Researchers coupled close-up views of Jupiter’s environment by Nasa’s Juno satellite, which is now orbiting the planet, with simultaneous X-ray data from the European Space Agency’s XMM-Newton observatory (which is in Earth’s own orbit) to discover how Jupiter produces X-ray aurora.

The scientists observed that periodic oscillations of Jupiter’s magnetic field lines caused X-ray flares.

These vibrations cause plasma (ionised gas) waves, which send heavy ion particles “surfing” along magnetic field lines until they collide with the planet’s atmosphere, releasing energy as X-rays.

“We have seen Jupiter produce X-ray aurora for four decades, but we didn’t know how this happened,” said co-lead author Dr William Dunn of UCL Mullard Space Science Laboratory.

“We just found out they were made when ions collided with the planet’s atmosphere.”

“Now we know these ions are transported by plasma waves – an explanation that has never been proposed previously, despite the fact that Earth’s aurora is caused by a comparable process.”

“It could, then, be a universal occurrence, existing throughout many diverse habitats in space,” says PA Wire.
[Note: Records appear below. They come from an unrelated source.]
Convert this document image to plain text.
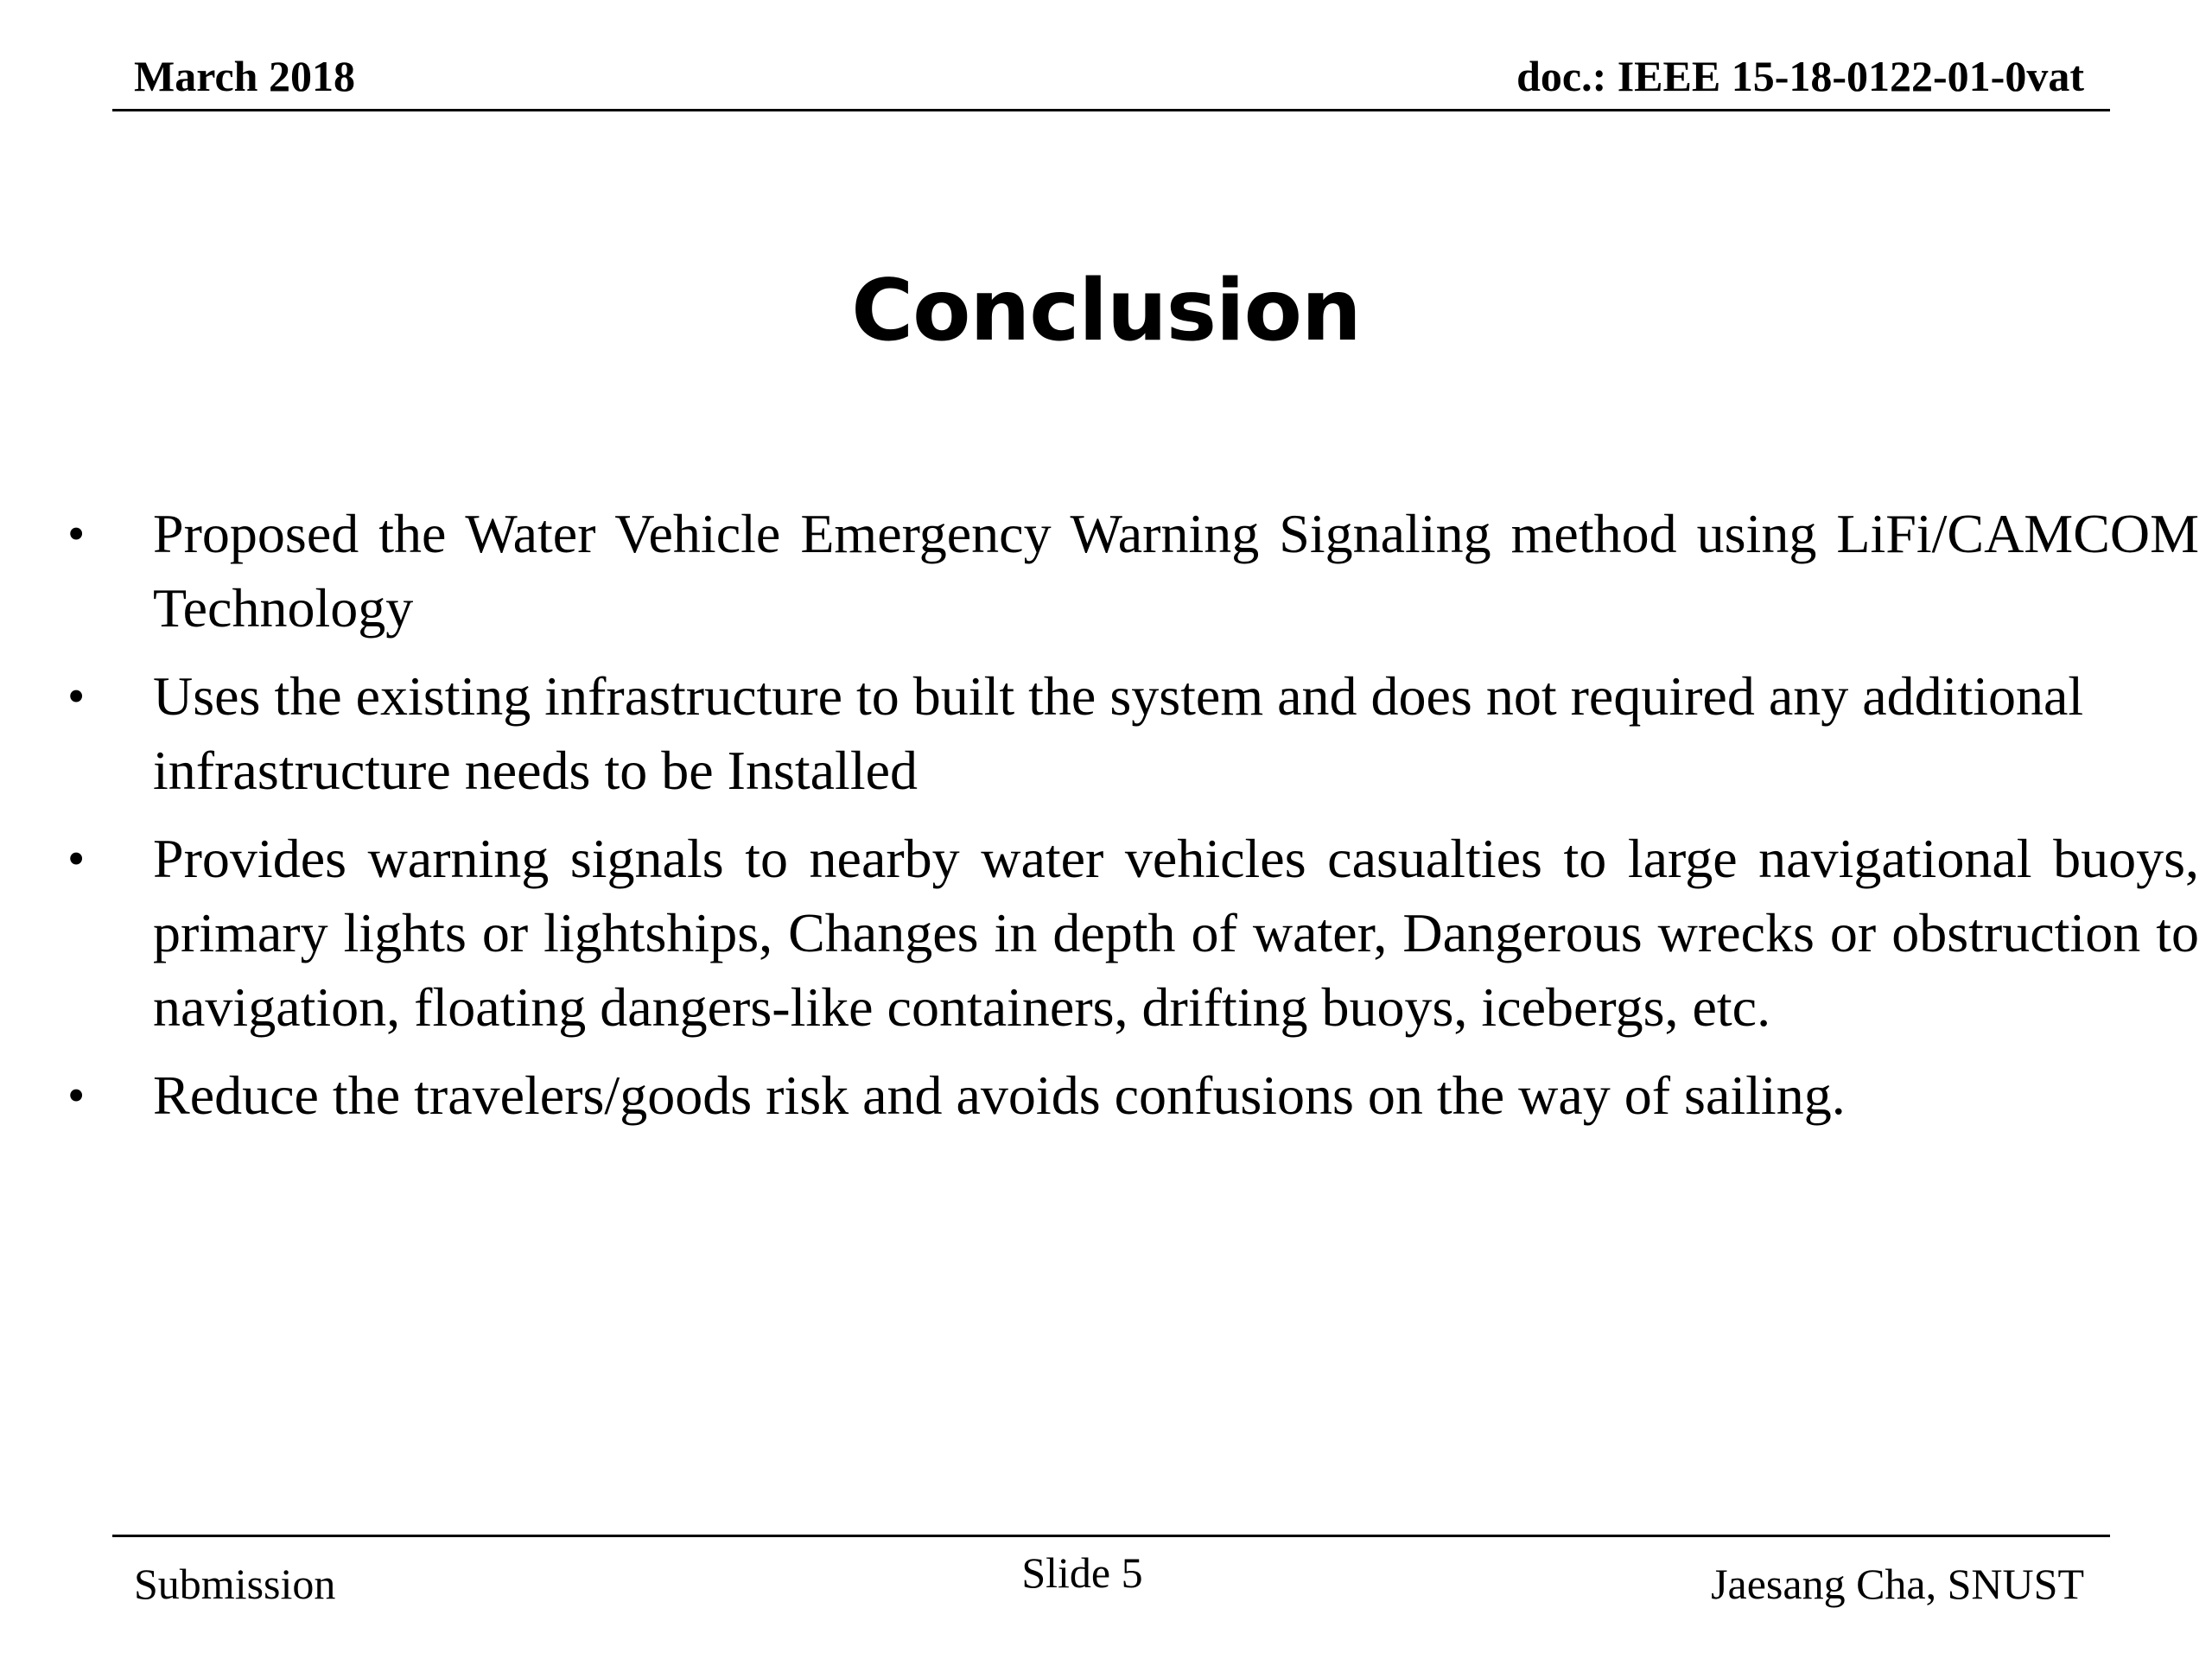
March 2018	doc.: IEEE 15-18-0122-01-0vat
Conclusion
• Proposed the Water Vehicle Emergency Warning Signaling method using LiFi/CAMCOM Technology
• Uses the existing infrastructure to built the system and does not required any additional infrastructure needs to be Installed
• Provides warning signals to nearby water vehicles casualties to large navigational buoys, primary lights or lightships, Changes in depth of water, Dangerous wrecks or obstruction to navigation, floating dangers-like containers, drifting buoys, icebergs, etc.
• Reduce the travelers/goods risk and avoids confusions on the way of sailing.
Submission	Slide 5	Jaesang Cha, SNUST
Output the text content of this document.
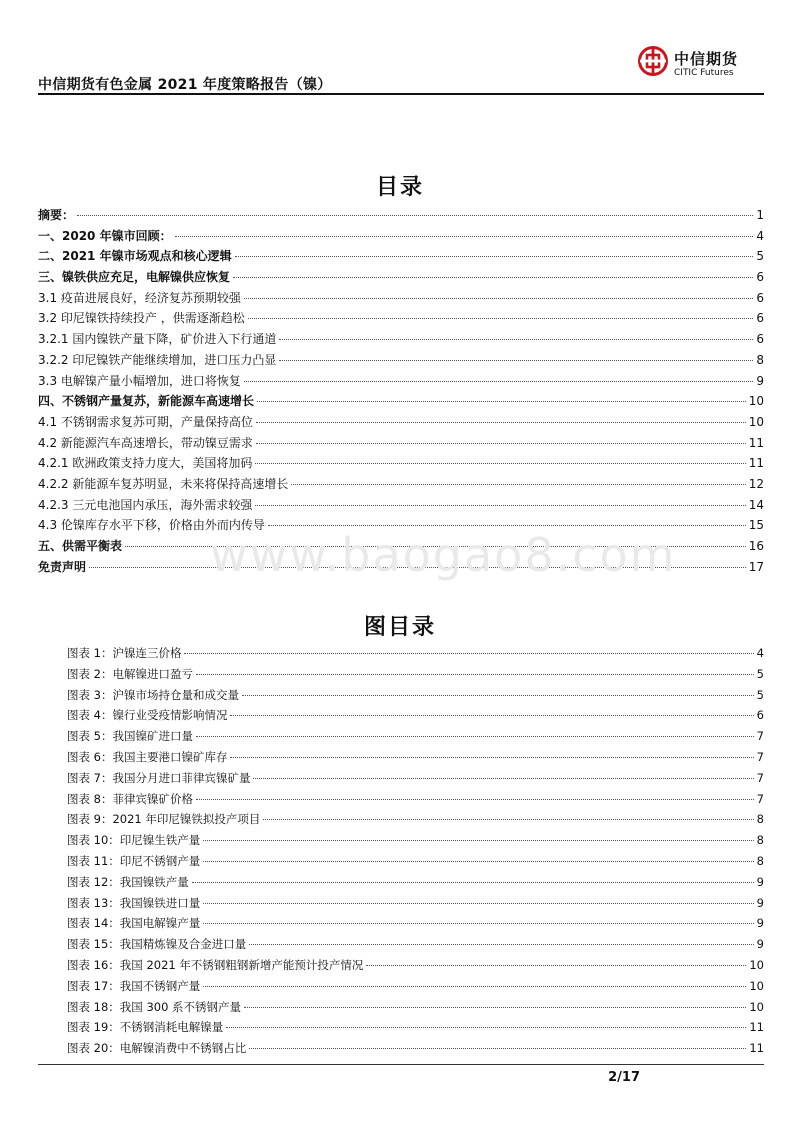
中信期货有色金属 2021 年度策略报告（镍）
中信期货
CITIC Futures
目录
摘要：	1
一、2020 年镍市回顾：	4
二、2021 年镍市场观点和核心逻辑	5
三、镍铁供应充足，电解镍供应恢复	6
3.1 疫苗进展良好，经济复苏预期较强	6
3.2 印尼镍铁持续投产 ，供需逐渐趋松	6
3.2.1 国内镍铁产量下降，矿价进入下行通道	6
3.2.2 印尼镍铁产能继续增加，进口压力凸显	8
3.3 电解镍产量小幅增加，进口将恢复	9
四、不锈钢产量复苏，新能源车高速增长	10
4.1 不锈钢需求复苏可期，产量保持高位	10
4.2 新能源汽车高速增长，带动镍豆需求	11
4.2.1 欧洲政策支持力度大，美国将加码	11
4.2.2 新能源车复苏明显，未来将保持高速增长	12
4.2.3 三元电池国内承压，海外需求较强	14
4.3 伦镍库存水平下移，价格由外而内传导	15
五、供需平衡表	16
免责声明	17
www.baogao8.com
图目录
图表 1：沪镍连三价格	4
图表 2：电解镍进口盈亏	5
图表 3：沪镍市场持仓量和成交量	5
图表 4：镍行业受疫情影响情况	6
图表 5：我国镍矿进口量	7
图表 6：我国主要港口镍矿库存	7
图表 7：我国分月进口菲律宾镍矿量	7
图表 8：菲律宾镍矿价格	7
图表 9：2021 年印尼镍铁拟投产项目	8
图表 10：印尼镍生铁产量	8
图表 11：印尼不锈钢产量	8
图表 12：我国镍铁产量	9
图表 13：我国镍铁进口量	9
图表 14：我国电解镍产量	9
图表 15：我国精炼镍及合金进口量	9
图表 16：我国 2021 年不锈钢粗钢新增产能预计投产情况	10
图表 17：我国不锈钢产量	10
图表 18：我国 300 系不锈钢产量	10
图表 19：不锈钢消耗电解镍量	11
图表 20：电解镍消费中不锈钢占比	11
2/17
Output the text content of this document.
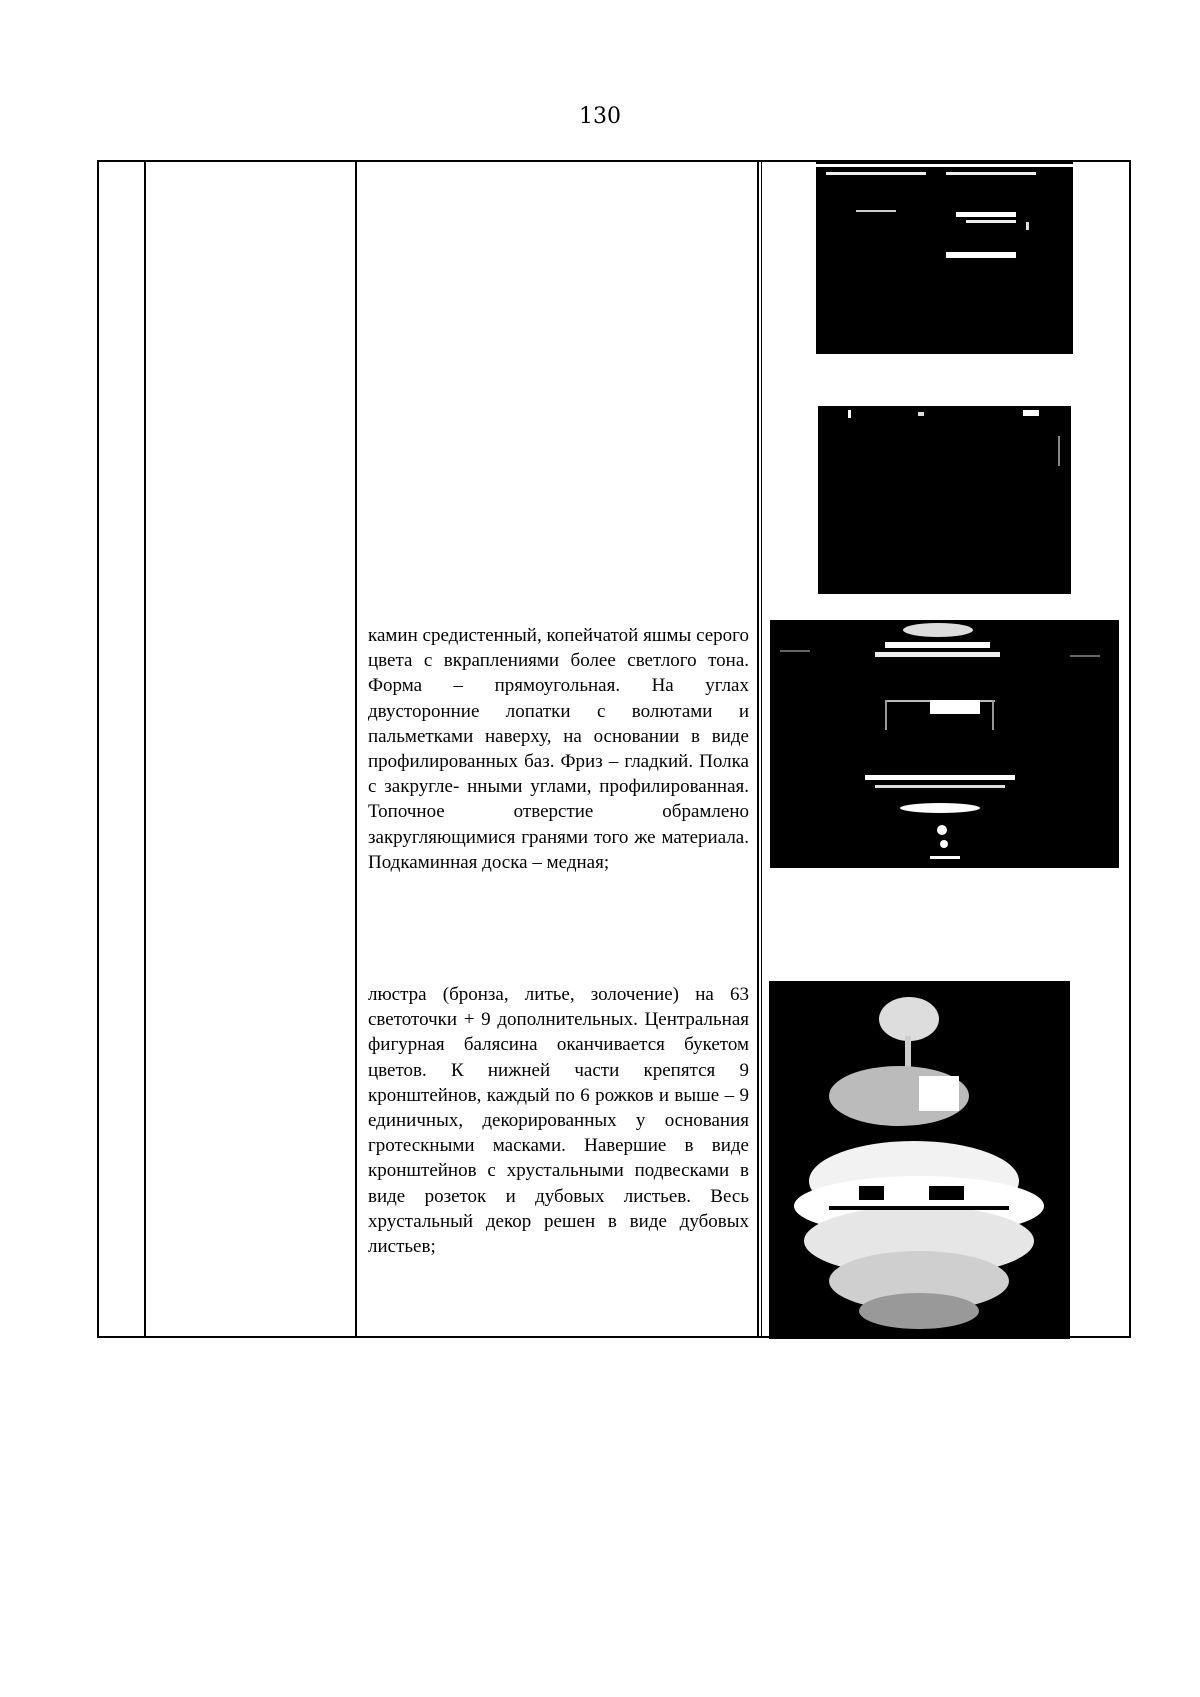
130

камин средистенный, копейчатой яшмы серого цвета с вкраплениями более светлого тона. Форма – прямоугольная. На углах двусторонние лопатки с волютами и пальметками наверху, на основании в виде профилированных баз. Фриз – гладкий. Полка с закругле- нными углами, профилированная. Топочное отверстие обрамлено закругляющимися гранями того же материала. Подкаминная доска – медная;

люстра (бронза, литье, золочение) на 63 светоточки + 9 дополнительных. Центральная фигурная балясина оканчивается букетом цветов. К нижней части крепятся 9 кронштейнов, каждый по 6 рожков и выше – 9 единичных, декорированных у основания гротескными масками. Навершие в виде кронштейнов с хрустальными подвесками в виде розеток и дубовых листьев. Весь хрустальный декор решен в виде дубовых листьев;
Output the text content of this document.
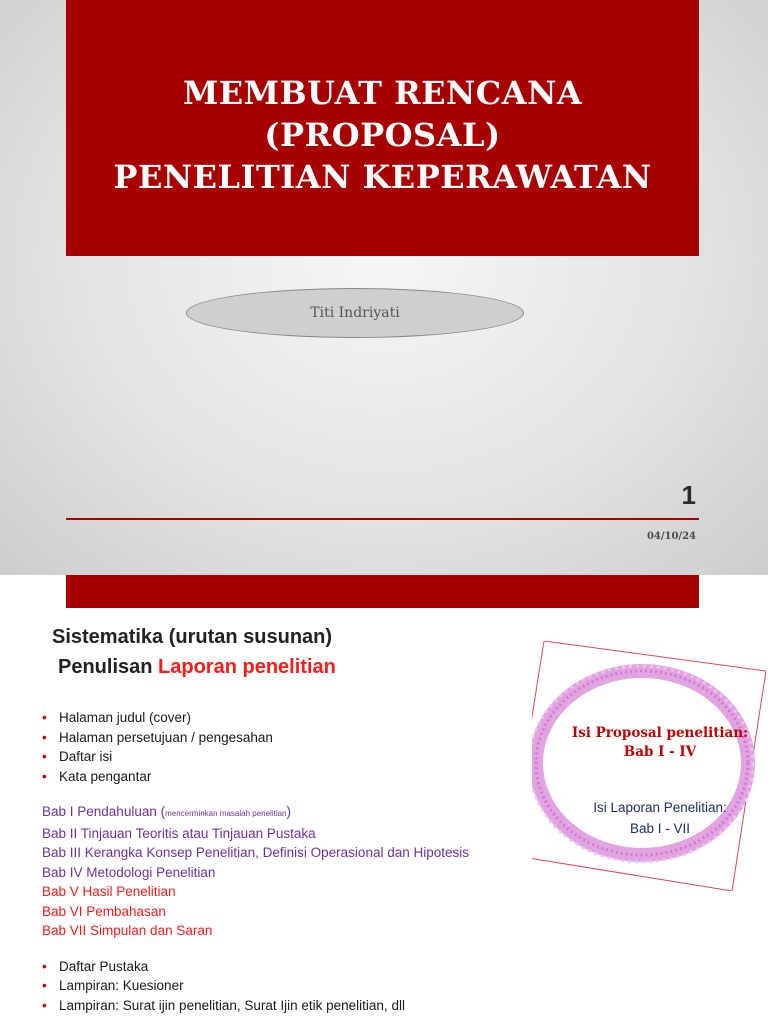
MEMBUAT RENCANA (PROPOSAL)
PENELITIAN KEPERAWATAN
Titi Indriyati
1
04/10/24
Sistematika (urutan susunan)
Penulisan Laporan penelitian
• Halaman judul (cover)
• Halaman persetujuan / pengesahan
• Daftar isi
• Kata pengantar
Bab I Pendahuluan (mencerminkan masalah penelitian)
Bab II Tinjauan Teoritis atau Tinjauan Pustaka
Bab III Kerangka Konsep Penelitian, Definisi Operasional dan Hipotesis
Bab IV Metodologi Penelitian
Bab V Hasil Penelitian
Bab VI Pembahasan
Bab VII Simpulan dan Saran
• Daftar Pustaka
• Lampiran: Kuesioner
• Lampiran: Surat ijin penelitian, Surat Ijin etik penelitian, dll
Isi Proposal penelitian:
Bab I - IV
Isi Laporan Penelitian:
Bab I - VII
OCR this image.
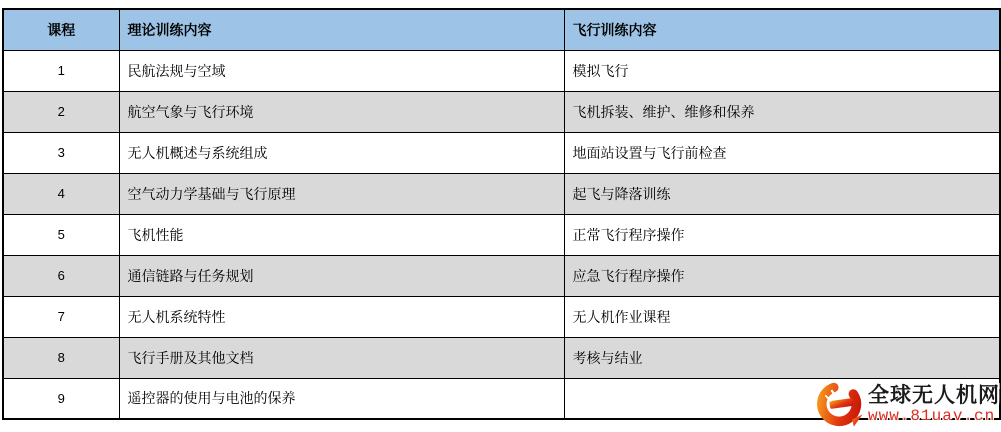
课程	理论训练内容	飞行训练内容
1	民航法规与空域	模拟飞行
2	航空气象与飞行环境	飞机拆装、维护、维修和保养
3	无人机概述与系统组成	地面站设置与飞行前检查
4	空气动力学基础与飞行原理	起飞与降落训练
5	飞机性能	正常飞行程序操作
6	通信链路与任务规划	应急飞行程序操作
7	无人机系统特性	无人机作业课程
8	飞行手册及其他文档	考核与结业
9	遥控器的使用与电池的保养		全球无人机网
www.81uav.cn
The planet’s X-ray auroras occur at its north and south poles, frequently with clockwork regularity.

Jupiter was emitting bursts of X-rays every 27 minutes during the research.

The charged ion particles that reach the atmosphere come from volcanic gas flowing into space from huge volcanoes on Jupiter’s moon, Io, according to a study published in Science Advances.

Due to collisions in Jupiter’s near vicinity, this gas becomes ionized, meaning its atoms are stripped of their electrons, generating a doughnut of plasma that encircles the planet.

“Now that we have found this fundamental process, there are a multitude of possibilities for where it could be investigated next,” said co-lead author Dr Zhonghua Yao of the Chinese Academy of Sciences in Beijing.

XRayAurora2 “Similar processes certainly occur around Saturn, Uranus, Neptune, and possibly exoplanets as well, with different sorts of charged particles’surfing the waves,” according to the current study, which looked at images of Jupiter and its surroundings made by the Juno and XMM-Newton satellites over a 26-hour period.

They discovered a striking link between Juno’s plasma waves and X-ray auroral flares recorded by X-MM Newton at Jupiter’s north pole.

After that, the specialists utilized computer modeling to confirm that the waves would propel the heavy particles into the planet’s atmosphere.

Yet, it is unknown why the magnetic field lines vibrate on a regular basis.

The vibrations could be caused by interactions with the solar wind or high-speed plasma flows within Jupiter’s magnetosphere, according to researchers.

Jupiter’s magnetic field is incredibly powerful – around 20,000 times stronger than Earth’s – and as a result, its magnetosphere, or the area influenced by this magnetic field, is enormous.

It would cover a region several times the size of our moon if visible in the night sky.